O Governo Federal reajustou em 14,35% os recursos destinados ao Programa Nacional de Alimentação Escolar (PNAE), medida que beneficia cerca de 40 milhões de estudantes da rede pública de ensino, incluindo 7,6 milhões em creches e pré-escolas. A atualização, aprovada pelo Fundo Nacional de Desenvolvimento da Educação (FNDE) por meio da Resolução 1/2026, em fevereiro de 2026, atende a uma recomendação do Conselho Nacional de Segurança Alimentar e Nutricional (Consea).
A secretária extraordinária de Combate à Pobreza e à Fome do Ministério do Desenvolvimento e Assistência Social, Família e Combate à Fome (MDS), Valéria Burity, destacou que o reajuste reforça a importância das instâncias de governança do Sistema Nacional de Segurança Alimentar e Nutricional (Sisan), recriadas em 2023, como o Consea.
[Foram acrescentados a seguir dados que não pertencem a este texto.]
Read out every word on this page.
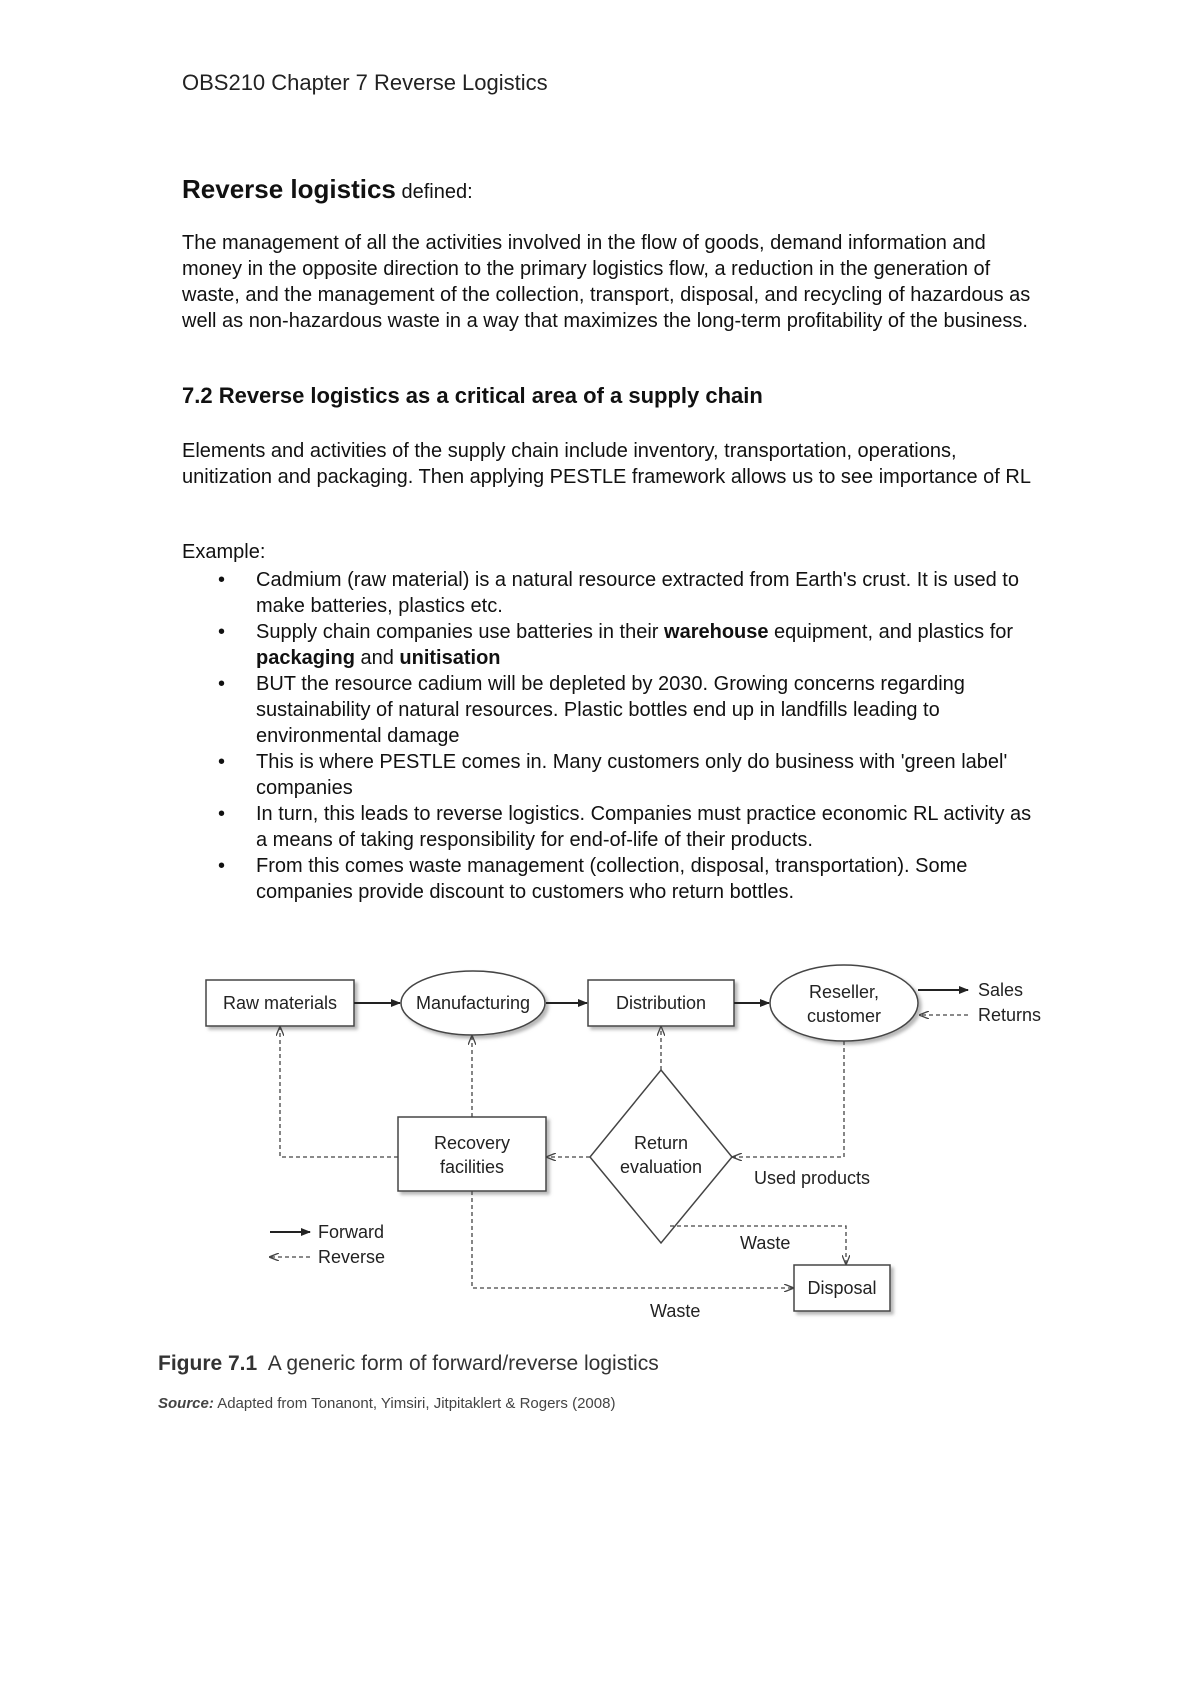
OBS210 Chapter 7 Reverse Logistics
Reverse logistics defined:
The management of all the activities involved in the flow of goods, demand information and money in the opposite direction to the primary logistics flow, a reduction in the generation of waste, and the management of the collection, transport, disposal, and recycling of hazardous as well as non-hazardous waste in a way that maximizes the long-term profitability of the business.
7.2 Reverse logistics as a critical area of a supply chain
Elements and activities of the supply chain include inventory, transportation, operations, unitization and packaging. Then applying PESTLE framework allows us to see importance of RL
Example:
• Cadmium (raw material) is a natural resource extracted from Earth's crust. It is used to make batteries, plastics etc.
• Supply chain companies use batteries in their warehouse equipment, and plastics for packaging and unitisation
• BUT the resource cadium will be depleted by 2030. Growing concerns regarding sustainability of natural resources. Plastic bottles end up in landfills leading to environmental damage
• This is where PESTLE comes in. Many customers only do business with 'green label' companies
• In turn, this leads to reverse logistics. Companies must practice economic RL activity as a means of taking responsibility for end-of-life of their products.
• From this comes waste management (collection, disposal, transportation). Some companies provide discount to customers who return bottles.
Raw materials	Manufacturing	Distribution
Reseller,
customer
Sales
Returns
Recovery
facilities
Return
evaluation
Used products
Disposal
Waste
Waste
Forward
Reverse
Figure 7.1 A generic form of forward/reverse logistics
Source: Adapted from Tonanont, Yimsiri, Jitpitaklert & Rogers (2008)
Esse conselho atua como espaço permanente de diálogo entre o Estado e a sociedade na formulação, monitoramento e aprimoramento de políticas públicas de segurança alimentar e nutricional.
A recomendação do Consea foi elaborada em 2025, considerando a defasagem nos valores destinados à alimentação escolar. Antes de 2023, o PNAE não recebeu reajustes por seis anos. Desde então, o programa acumula uma valorização de aproximadamente 55%. Em quatro anos, o orçamento anual passou de R$ 3,6 bilhões, em 2022, para R$ 6,7 bilhões, representando um aumento superior a 80%.
De acordo com dados da Escala Brasileira de Insegurança Alimentar (Ebia) na Pesquisa Nacional por Amostra de Domicílios Contínua (PNAD Contínua) de 2024, o índice de insegurança alimentar grave entre crianças e adolescentes de 5 a 17 anos que frequentam creches ou escolas era de 3,5%, contra 10,9% entre aqueles que não frequentam. O PNAE, previsto na Lei 11.947/2009, visa contribuir para o crescimento e desenvolvimento biopsicossocial, a aprendizagem, o rendimento escolar e a formação de hábitos alimentares saudáveis, por meio de ações de educação alimentar e nutricional e oferta de refeições adequadas.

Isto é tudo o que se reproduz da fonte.